Somewhere I heard someone say it: "get better today," or something along those lines and it is similar to what my high school football coach would say probably 3 times per practice, "you either get better or worse, you never stay the same." While the phrasing may have its flaws, the core meaning of these kinds of statements never resonated with me as much until I was the one directing my own development and now, much to my own chagrin, they have worked their way into my own philosophy.
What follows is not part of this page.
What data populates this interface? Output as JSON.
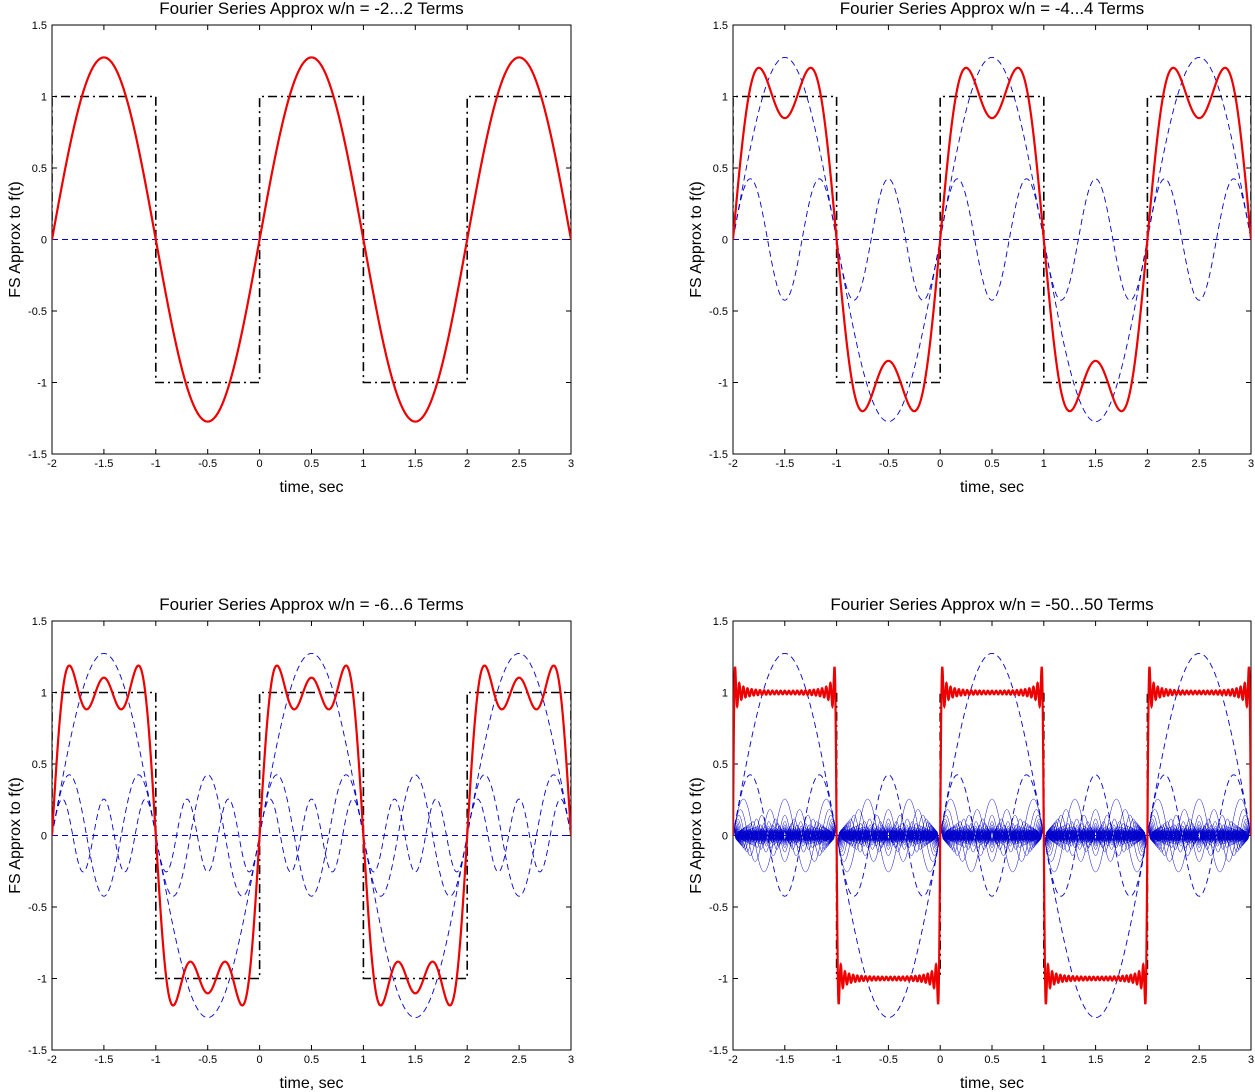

My definition of learning is maybe broader than it should be, I include any kind of betterment into the idea now with the rationalization that if I do at least one thing to get better, I'll probably want to do more. Whether its running, lifting, drum exercises, or a more academic form of betterment, they all play a critical role - and I would say an interdependent one - in my personal progression. Most recently, I have been doing what I consider to be a study of Tolkien writings: I started with The Hobbit and worked my way through The Lord of The Rings trilogy and am now making my way through the appendices and the Silmarillion before finally coming to the translation of Beowulf that Tolkien did along with some of his notes on it from his time at Cambridge - my excitement for that part of my journey cannot be described.
Coming back to Ethan's post, he talks about evolving as a person being the best thing you can do for yourself but that, "change is often accompanied by many stressful nights laying in bed wondering what exactly I have gotten myself into." I've definitely found myself asking the same questions, especially in the past few months, but I think if I wasn't asking the questions, it would be a more concerning situation. Complacency scares me more than doing something stupid. To reference another football coach's saying, if you don't know what you're supposed to do, fire off the ball at 100 miles per hour and hit somebody; you can only be so wrong. While I'm not literally hitting people, the sentiment remains that you just have to do something. Do one thing and more will fall into place.